Pierre Krähenbühl à Damas pour évoquer l'aide au camp de Yarmouk

Photo: Keystone

Le commissaire général de l'agence de l'ONU pour l'aide aux réfugiés palestiniens (UNRWA), le Suisse Pierre Krähenbühl, devait se rendre d'urgence à Damas. Dans la foulée, il doit visiter dimanche les déplacés de Yarmouk installés dans des écoles de Damas.

Ce camp est situé à sept kilomètres seulement du centre de Damas, fief du régime du président Bachar al-Assad. Des civils sont bloqués à Yarmouk, contrôlé en grande partie par l'Etat islamique (EI). Au total, quelque 18'000 civils sont pris au piège des combats dans ce camp de réfugiés palestiniens pris d'assaut le 1er avril dernier par l'EI.

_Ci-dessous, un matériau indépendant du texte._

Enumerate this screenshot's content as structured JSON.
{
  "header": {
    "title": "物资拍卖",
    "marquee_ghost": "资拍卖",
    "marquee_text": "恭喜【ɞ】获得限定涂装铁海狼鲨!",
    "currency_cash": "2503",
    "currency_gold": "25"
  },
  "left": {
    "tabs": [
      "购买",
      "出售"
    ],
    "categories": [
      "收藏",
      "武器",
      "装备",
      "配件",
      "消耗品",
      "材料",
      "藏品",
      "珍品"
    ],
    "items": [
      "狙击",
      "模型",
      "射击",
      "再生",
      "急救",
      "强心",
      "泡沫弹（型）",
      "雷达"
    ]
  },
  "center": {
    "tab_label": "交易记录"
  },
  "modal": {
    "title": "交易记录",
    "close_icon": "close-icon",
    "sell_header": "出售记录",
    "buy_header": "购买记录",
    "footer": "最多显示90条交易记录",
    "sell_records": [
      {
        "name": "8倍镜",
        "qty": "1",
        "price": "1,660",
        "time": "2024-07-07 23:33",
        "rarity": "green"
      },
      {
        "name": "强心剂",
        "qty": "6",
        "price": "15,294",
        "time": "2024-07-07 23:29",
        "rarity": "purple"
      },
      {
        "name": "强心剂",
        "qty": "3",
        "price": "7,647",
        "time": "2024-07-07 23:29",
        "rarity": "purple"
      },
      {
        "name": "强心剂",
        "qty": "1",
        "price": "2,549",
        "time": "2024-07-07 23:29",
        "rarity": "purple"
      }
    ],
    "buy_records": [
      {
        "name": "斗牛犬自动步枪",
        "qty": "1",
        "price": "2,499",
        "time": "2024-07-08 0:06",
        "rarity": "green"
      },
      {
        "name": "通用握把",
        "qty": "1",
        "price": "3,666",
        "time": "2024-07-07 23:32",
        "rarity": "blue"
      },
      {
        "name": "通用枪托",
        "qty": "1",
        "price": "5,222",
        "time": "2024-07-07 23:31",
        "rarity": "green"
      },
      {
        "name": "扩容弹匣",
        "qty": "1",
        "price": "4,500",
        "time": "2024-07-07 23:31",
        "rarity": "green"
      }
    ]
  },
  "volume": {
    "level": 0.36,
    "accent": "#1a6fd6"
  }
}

Les groupes palestiniens armés tentent, au prix de violents heurts, d'empêcher la prise totale du camp par les djihadistes dont les positions sont en outre bombardées par l'aviation du régime syrien. Parmi les réfugiés pris au piège se trouvent 3500 enfants, selon les informations fournies par l'agence onusienne.

'Yarmouk reste sous contrôle de groupes armés et la vie des civils continue d'être menacée par les conséquences du conflit armé dans cette zone', indique le communiqué de l'ONU.

Le régime syrien a affirmé qu'une opération militaire s'imposait dans le camp, une annonce appuyée initialement par les factions palestiniennes, avant que l'Organisation de libération de la Palestine (OLP) du président Mahmoud Abbas ne se rétracte.

Gare à 'un massacre'

M. Krähenbühl doit discuter dimanche avec le gouvernement syrien sur les moyens de fournir les aides humanitaires aux habitants du camp. Il rencontrera aussi l'émissaire adjoint de l'ONU pour la Syrie, Ramzy Ezzeldin Ramzy, dont la prochaine visite à Damas a été annoncée vendredi par le secrétaire général de l'ONU Ban Ki-moon, qui a mis en garde récemment contre 'un massacre' à Yarmouk.

Depuis 2012, le camp, qui est en réalité un grand quartier du sud de Damas, est un champ de bataille entre forces du régime et rebelles syriens, appuyés chacun par des groupes palestiniens. Les groupes rebelles sont sortis ensuite du camp mais le régime y impose depuis 2013 un siège asphyxiant provoquant une sévère pénurie alimentaire.